The process, I think, is mostly an organizational one. In creating a compilation I always have to get a good overview of the issue and the material relating to it. It seems important that both problems and solutions be included. And, then of course it has to be arranged in comprehensible order. The reviewers at the Baha’i Publishing Trust are always helpful for this part of the process.
Once I began to work on this book I was astounded to discover how much material there is in our writings that address the subject. Shoghi Effendi wrote, “We cannot segregate the human heart from the environment outside it and say that once one of these is reformed everything will be improved. Man is organic with the world. His inner life moulds the environment and is itself also deeply affected by it.” 1 The Baha’i writings are gloriously wholistic: they address the transformation that must occur with the individual mind and soul, and they also outline practical measures to create a more just and peaceful society. And so, I found that I needed to include writings that address our inner lives and attitudes, as well as the actions that must be taken to ensure that economic justice can be established and maintained in our world.
Baha’i Blog: How do you hope the reader will translate what they’ve read in your book into action?
First of all, I think it is vital that we all understand how serious this issue is for all of us. As it is quoted in the opening chapter of this compilation, “The inordinate disparity between rich and poor, a source of acute suffering, keeps the world in a state of instability, virtually on the brink of war.” 2 Shoghi Effendi told us, “We belong to an organic unit and when one part of the organism suffers all the rest of the body will feel its consequence.” 3 I believe that most people who care deeply about this issue do so because of the suffering it causes, and not because of the threat to their personal security. But we do need to be aware of that danger.
Actually, anyone who wishes to serve the cause of economic justice can find guidance and inspiration for their service in this volume, regardless of occupation or circumstance. The solutions range from spiritual issues such as generosity and philanthropy, to eliminating racism, and on to many other issues such as education, work, corporate management, legislation and governance.
Fundamentally, what is required is the desire to help create a more humane, just and peaceful world. If that desire exists, a path to action can be found. And each and every effort matters a great deal, even those that may seem insignificant to us.
Baha’i Blog: What are you currently working on?/ Are you working on any forthcoming books?
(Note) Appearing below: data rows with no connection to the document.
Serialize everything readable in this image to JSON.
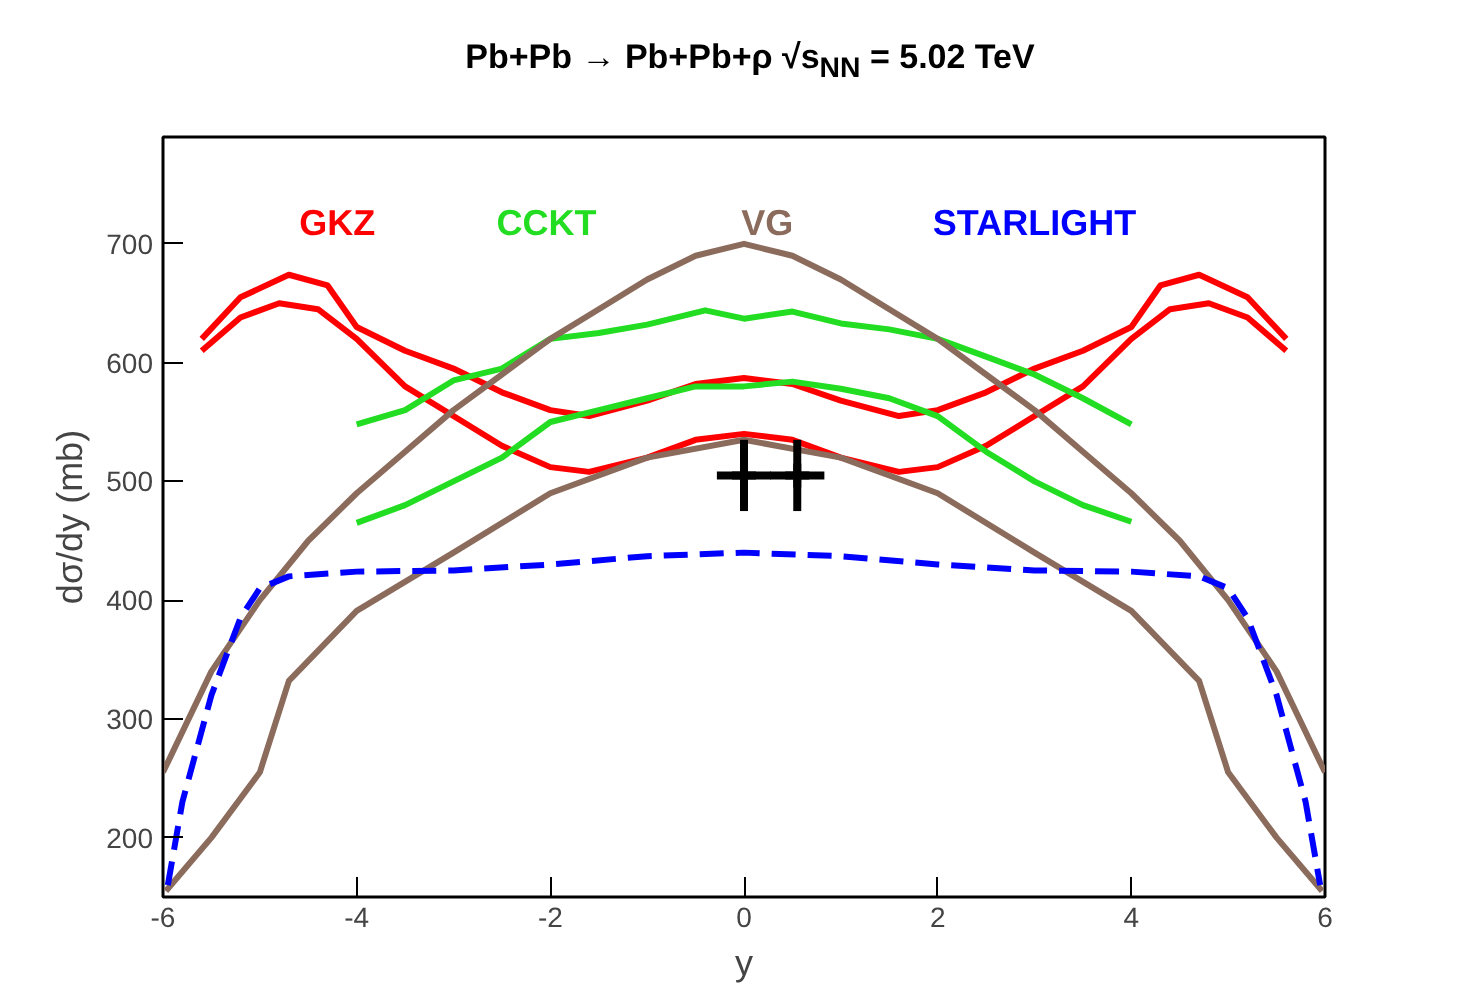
{
  "chart_data": {
    "type": "line",
    "title": "Pb+Pb → Pb+Pb+ρ  √s$_{NN}$ = 5.02 TeV",
    "xlabel": "y",
    "ylabel": "dσ/dy (mb)",
    "xlim": [
      -6,
      6
    ],
    "ylim": [
      150,
      790
    ],
    "xticks": [
      -6,
      -4,
      -2,
      0,
      2,
      4,
      6
    ],
    "yticks": [
      200,
      300,
      400,
      500,
      600,
      700
    ],
    "grid": false,
    "line_style": "solid",
    "series": [
      {
        "name": "GKZ",
        "color": "#ff0000",
        "x": [
          -5.6,
          -5.2,
          -4.7,
          -4.3,
          -4.0,
          -3.5,
          -3.0,
          -2.5,
          -2.0,
          -1.6,
          -1.0,
          -0.5,
          0,
          0.5,
          1.0,
          1.6,
          2.0,
          2.5,
          3.0,
          3.5,
          4.0,
          4.3,
          4.7,
          5.2,
          5.6
        ],
        "values": [
          620,
          655,
          674,
          665,
          630,
          610,
          595,
          575,
          560,
          555,
          568,
          582,
          587,
          582,
          568,
          555,
          560,
          575,
          595,
          610,
          630,
          665,
          674,
          655,
          620
        ]
      },
      {
        "color": "#ff0000",
        "x": [
          -5.6,
          -5.2,
          -4.8,
          -4.4,
          -4.0,
          -3.5,
          -3.0,
          -2.5,
          -2.0,
          -1.6,
          -1.0,
          -0.5,
          0,
          0.5,
          1.0,
          1.6,
          2.0,
          2.5,
          3.0,
          3.5,
          4.0,
          4.4,
          4.8,
          5.2,
          5.6
        ],
        "values": [
          610,
          638,
          650,
          645,
          620,
          580,
          555,
          530,
          512,
          508,
          520,
          535,
          540,
          535,
          520,
          508,
          512,
          530,
          555,
          580,
          620,
          645,
          650,
          638,
          610
        ]
      },
      {
        "name": "CCKT",
        "color": "#22dd22",
        "x": [
          -4,
          -3.5,
          -3,
          -2.5,
          -2,
          -1.5,
          -1,
          -0.4,
          0,
          0.5,
          1,
          1.5,
          2,
          2.5,
          3,
          3.5,
          4
        ],
        "values": [
          548,
          560,
          585,
          595,
          620,
          625,
          632,
          644,
          637,
          643,
          633,
          628,
          620,
          605,
          590,
          570,
          548
        ]
      },
      {
        "color": "#22dd22",
        "x": [
          -4,
          -3.5,
          -3,
          -2.5,
          -2,
          -1.5,
          -1,
          -0.5,
          0,
          0.5,
          1,
          1.5,
          2,
          2.5,
          3,
          3.5,
          4
        ],
        "values": [
          465,
          480,
          500,
          520,
          550,
          560,
          570,
          580,
          580,
          584,
          578,
          570,
          555,
          525,
          500,
          480,
          466
        ]
      },
      {
        "name": "VG",
        "color": "#8b6b5b",
        "x": [
          -6,
          -5.5,
          -5,
          -4.5,
          -4,
          -3.5,
          -3,
          -2.5,
          -2,
          -1.5,
          -1,
          -0.5,
          0,
          0.5,
          1,
          1.5,
          2,
          2.5,
          3,
          3.5,
          4,
          4.5,
          5,
          5.5,
          6
        ],
        "values": [
          255,
          340,
          400,
          450,
          490,
          525,
          560,
          590,
          620,
          645,
          670,
          690,
          700,
          690,
          670,
          645,
          620,
          590,
          560,
          525,
          490,
          450,
          400,
          340,
          255
        ]
      },
      {
        "color": "#8b6b5b",
        "x": [
          -5.97,
          -5.5,
          -5,
          -4.7,
          -4,
          -3,
          -2,
          -1,
          0,
          1,
          2,
          3,
          4,
          4.7,
          5,
          5.5,
          5.97
        ],
        "values": [
          155,
          200,
          255,
          332,
          391,
          440,
          490,
          520,
          535,
          520,
          490,
          440,
          391,
          332,
          255,
          200,
          155
        ]
      },
      {
        "name": "STARLIGHT",
        "color": "#0000ff",
        "line_style": "dashed",
        "x": [
          -5.95,
          -5.8,
          -5.5,
          -5.2,
          -5,
          -4.7,
          -4,
          -3,
          -2,
          -1,
          0,
          1,
          2,
          3,
          4,
          4.7,
          5,
          5.2,
          5.5,
          5.8,
          5.95
        ],
        "values": [
          160,
          230,
          320,
          385,
          410,
          420,
          424,
          425,
          430,
          437,
          440,
          437,
          430,
          425,
          424,
          420,
          410,
          385,
          320,
          230,
          160
        ]
      },
      {
        "type": "scatter",
        "marker": "cross",
        "color": "#000000",
        "x": [
          0.0,
          0.55
        ],
        "values": [
          505,
          505
        ],
        "errors": [
          30,
          30
        ],
        "xerrors": [
          0.28,
          0.28
        ]
      }
    ]
  }
}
I have no current plans or projects in mind, but if an idea comes along and meets with inspiration, well, who knows?
Baha’i Blog: Thank you, Bonnie, for sharing this with us.
In her innermost heart, Sonjel is a stay-at-home parent and a bookworm with a maxed out library card but professionally she is a museologist with a background in English Literature. She currently lives on Prince Edward Island, an isle in the shape of a smile on the eastern Canadian coast. Sonjel is a writer who loves to listen to jazz when she's driving at night.
From experience, I know when an employer offers more than a wage or benefits, but a piece of the profit, it is exhilarating, satisfying and fair. Thank you for the compilation. Universal profit sharing will be a standard one day!
FRANK K WELSH (March 3, 2021 at 5:59 PM)
Thank you for shedding light on this important new compilation, particularly at this time in the world’s history. Readers will find much to reflect upon, as well as act upon.